If autonomy is at stake, then goals of disclosure also matter.  Tushnet says autonomy is intact if you can still make a choice. But interference with the decisionmaking process also matters.  Very hard to distinguish between compelled disclosures meant to inform and those meant to persuade, but there is a difference in “smoking is harmful” and “abortion is murder.”  Less an insult to captive audience when the gov’t’s goal is one you’re likely to agree with—noncontroversial, well established fact v. controversial moral position.  Tushnet says everything’s controversial today, but Corbin disagrees.  (Heh.)  Smoking causes cancer—that’s a well-established fact.  Abortion is murder is not a fact, but an issue of deep division.

Autonomy and non-autonomy-enhancing are not clear lines, but can still be done.  Smoking is addictive and interferes with autonomy. Most women don’t regret abortion; availability of abortion enhances women’s autonomy. Abortion disclosure is based on gov’t viewpoint on controverted moral issue, and urge a course of conduct that’s not necessarily autonomy-enhancing.

Based on moral aims: raises free speech rights of compelled speakers. Insult to dignity/autonomy is worse if you’re forced to affirm a viewpoint you don’t share, not facts.
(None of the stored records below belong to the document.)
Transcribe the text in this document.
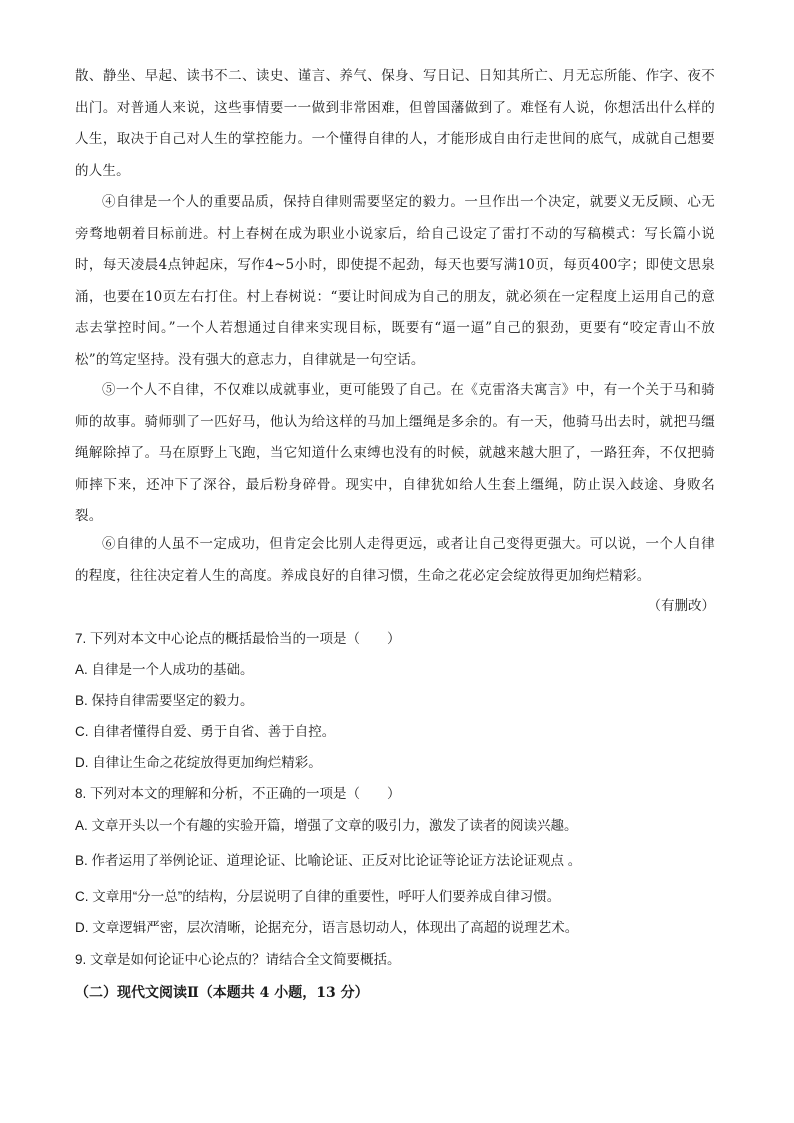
散、静坐、早起、读书不二、读史、谨言、养气、保身、写日记、日知其所亡、月无忘所能、作字、夜不出门。对普通人来说，这些事情要一一做到非常困难，但曾国藩做到了。难怪有人说，你想活出什么样的人生，取决于自己对人生的掌控能力。一个懂得自律的人，才能形成自由行走世间的底气，成就自己想要的人生。

④自律是一个人的重要品质，保持自律则需要坚定的毅力。一旦作出一个决定，就要义无反顾、心无旁骛地朝着目标前进。村上春树在成为职业小说家后，给自己设定了雷打不动的写稿模式：写长篇小说时，每天凌晨4点钟起床，写作4~5小时，即使提不起劲，每天也要写满10页，每页400字；即使文思泉涌，也要在10页左右打住。村上春树说：“要让时间成为自己的朋友，就必须在一定程度上运用自己的意志去掌控时间。”一个人若想通过自律来实现目标，既要有“逼一逼”自己的狠劲，更要有“咬定青山不放松”的笃定坚持。没有强大的意志力，自律就是一句空话。

⑤一个人不自律，不仅难以成就事业，更可能毁了自己。在《克雷洛夫寓言》中，有一个关于马和骑师的故事。骑师驯了一匹好马，他认为给这样的马加上缰绳是多余的。有一天，他骑马出去时，就把马缰绳解除掉了。马在原野上飞跑，当它知道什么束缚也没有的时候，就越来越大胆了，一路狂奔，不仅把骑师摔下来，还冲下了深谷，最后粉身碎骨。现实中，自律犹如给人生套上缰绳，防止误入歧途、身败名裂。

⑥自律的人虽不一定成功，但肯定会比别人走得更远，或者让自己变得更强大。可以说，一个人自律的程度，往往决定着人生的高度。养成良好的自律习惯，生命之花必定会绽放得更加绚烂精彩。

（有删改）

7. 下列对本文中心论点的概括最恰当的一项是（　　）

A. 自律是一个人成功的基础。

B. 保持自律需要坚定的毅力。

C. 自律者懂得自爱、勇于自省、善于自控。

D. 自律让生命之花绽放得更加绚烂精彩。

8. 下列对本文的理解和分析，不正确的一项是（　　）

A. 文章开头以一个有趣的实验开篇，增强了文章的吸引力，激发了读者的阅读兴趣。

B. 作者运用了举例论证、道理论证、比喻论证、正反对比论证等论证方法论证观点 。

C. 文章用“分一总”的结构，分层说明了自律的重要性，呼吁人们要养成自律习惯。

D. 文章逻辑严密，层次清晰，论据充分，语言恳切动人，体现出了高超的说理艺术。

9. 文章是如何论证中心论点的？请结合全文简要概括。

（二）现代文阅读Ⅱ（本题共 4 小题，13 分）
If free speech jurisprudence considers it anathema to force articulation of viewpoints, why is it ok to force audiences to hear it. 

RT: Breadth of definition of deception is a key issue: Difference between you’re making the wrong decision and you’re making an incorrectly informed decision is very difficult.  This is why Lochner is important: what facts can the state find?  This is why consumer protection rhetoric has become so important in abortion disclosures. Abortion is murder: That’s not what the gov’t is saying. Instead, it uses the language of information.  And though abortion is special, there are a bunch of disclosures that we mandate that wouldn’t satisfy these standards, which is why I don’t like it.

West: we do have some defenses to these messages.  Are there audiences without defenses? Children, people in a bad health situation. 

RT: we think we have defenses.  “Persuasion knowledge” varies a lot.  Real q for me is how to deal with private parties also using emotion to influence you.

Q: in an age of mind sciences, is decisional autonomy something that can survive?

RT: Yes; these are all probabilistic.  Even if there is determinism, we can't get at it and must act as if there are degrees of freedom.